I will be attending and am speaking at one of the panel sessions on the Saturday morning. So perhaps we’ll see some of you there!

Iconostasis, Rood Screen, Altar Rail or Shag-Pile Carpetted Step?

Are We Creating a Holy Place…or Fitting Out the Living Room?

The nature of the dividing line between sanctuary and nave in a church has been a hot topic over the years. I raise the subject today not to spill yet more ink in complaining about the removal of altar rails in churches over the last 50 years or so, although it is something I do feel strongly about. Rather, I am interested in trying to establish how, with due regard for tradition, we might encourage in the Roman Rite a renewed engagement with art in the liturgy, in the such a way that it deepens our participation, rather than distracts from it.

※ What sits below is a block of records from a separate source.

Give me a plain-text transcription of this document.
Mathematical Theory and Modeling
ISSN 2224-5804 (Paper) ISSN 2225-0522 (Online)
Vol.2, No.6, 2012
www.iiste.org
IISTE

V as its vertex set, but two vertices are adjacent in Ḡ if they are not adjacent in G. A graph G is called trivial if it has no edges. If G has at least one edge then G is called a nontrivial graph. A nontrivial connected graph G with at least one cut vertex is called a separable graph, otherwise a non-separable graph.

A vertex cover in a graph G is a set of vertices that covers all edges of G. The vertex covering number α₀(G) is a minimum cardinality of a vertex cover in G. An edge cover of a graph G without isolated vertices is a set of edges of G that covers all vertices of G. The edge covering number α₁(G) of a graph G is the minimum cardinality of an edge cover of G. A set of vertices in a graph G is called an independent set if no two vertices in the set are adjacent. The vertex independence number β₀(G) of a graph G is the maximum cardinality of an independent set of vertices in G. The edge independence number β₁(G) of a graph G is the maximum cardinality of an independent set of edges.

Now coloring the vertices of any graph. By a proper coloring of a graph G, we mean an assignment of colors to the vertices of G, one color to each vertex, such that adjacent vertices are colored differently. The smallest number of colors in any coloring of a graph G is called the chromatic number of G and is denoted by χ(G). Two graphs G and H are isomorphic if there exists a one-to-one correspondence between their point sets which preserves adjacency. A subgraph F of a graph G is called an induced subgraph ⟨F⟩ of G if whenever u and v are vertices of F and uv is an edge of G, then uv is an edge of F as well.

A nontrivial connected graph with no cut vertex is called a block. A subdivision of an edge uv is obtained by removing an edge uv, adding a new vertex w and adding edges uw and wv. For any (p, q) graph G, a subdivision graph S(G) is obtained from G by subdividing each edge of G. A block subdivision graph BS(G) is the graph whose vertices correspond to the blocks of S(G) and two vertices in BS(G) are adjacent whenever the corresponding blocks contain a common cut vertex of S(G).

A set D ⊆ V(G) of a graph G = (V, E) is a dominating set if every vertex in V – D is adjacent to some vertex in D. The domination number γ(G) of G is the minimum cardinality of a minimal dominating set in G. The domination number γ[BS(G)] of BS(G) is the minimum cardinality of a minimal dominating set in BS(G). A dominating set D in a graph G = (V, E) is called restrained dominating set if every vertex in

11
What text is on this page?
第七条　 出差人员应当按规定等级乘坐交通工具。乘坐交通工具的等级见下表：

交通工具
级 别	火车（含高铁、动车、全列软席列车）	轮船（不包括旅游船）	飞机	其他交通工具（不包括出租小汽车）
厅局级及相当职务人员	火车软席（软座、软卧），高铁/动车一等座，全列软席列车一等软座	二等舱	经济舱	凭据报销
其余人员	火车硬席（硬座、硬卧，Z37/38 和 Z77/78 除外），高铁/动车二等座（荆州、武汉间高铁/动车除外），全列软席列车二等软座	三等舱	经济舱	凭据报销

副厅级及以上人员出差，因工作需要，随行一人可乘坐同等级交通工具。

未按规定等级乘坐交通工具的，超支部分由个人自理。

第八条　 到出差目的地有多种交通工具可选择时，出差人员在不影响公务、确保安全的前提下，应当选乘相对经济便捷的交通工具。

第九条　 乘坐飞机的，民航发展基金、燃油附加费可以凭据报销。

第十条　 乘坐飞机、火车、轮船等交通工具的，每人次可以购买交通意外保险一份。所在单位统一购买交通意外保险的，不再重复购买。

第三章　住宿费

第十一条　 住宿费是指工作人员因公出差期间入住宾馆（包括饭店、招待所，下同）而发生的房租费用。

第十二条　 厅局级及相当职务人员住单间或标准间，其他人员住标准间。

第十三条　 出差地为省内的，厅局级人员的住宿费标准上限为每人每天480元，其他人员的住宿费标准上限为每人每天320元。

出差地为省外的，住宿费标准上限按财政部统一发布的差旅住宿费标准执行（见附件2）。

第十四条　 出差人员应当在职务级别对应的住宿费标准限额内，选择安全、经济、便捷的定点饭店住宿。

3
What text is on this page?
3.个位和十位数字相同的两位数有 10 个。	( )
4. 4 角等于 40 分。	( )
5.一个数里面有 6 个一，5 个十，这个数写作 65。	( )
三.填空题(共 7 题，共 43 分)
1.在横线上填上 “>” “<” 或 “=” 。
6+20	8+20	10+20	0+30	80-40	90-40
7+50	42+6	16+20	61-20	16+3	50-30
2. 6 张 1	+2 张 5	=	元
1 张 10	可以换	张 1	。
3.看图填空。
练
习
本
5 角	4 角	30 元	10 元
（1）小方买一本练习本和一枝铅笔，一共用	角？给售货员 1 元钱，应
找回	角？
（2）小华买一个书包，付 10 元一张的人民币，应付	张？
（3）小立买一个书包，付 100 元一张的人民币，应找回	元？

One thing that always strikes me when I go to an Eastern Rite Catholic Church, (recently I have been attending St Elias Melkite Church in Los Gatos, California,) is how much more naturally priest, deacon, cantor and congregation engage with the icons during the liturgy. In contrast, in the Roman Rite, even in traditional congregations, apart from perhaps the crucifix and altarpiece, the choice of art seems to be governed more by the priest’s personal devotion than liturgical considerations, and there appears to be very little engagement with it during the liturgy itself. At best, sacred art provides a decorative backdrop that helps set an appropriate mood for the worship of God with direct engagement in the liturgy itself, which is largely a hands-clasped and eyes-closed activity.

First a quick presentation of different options available to us.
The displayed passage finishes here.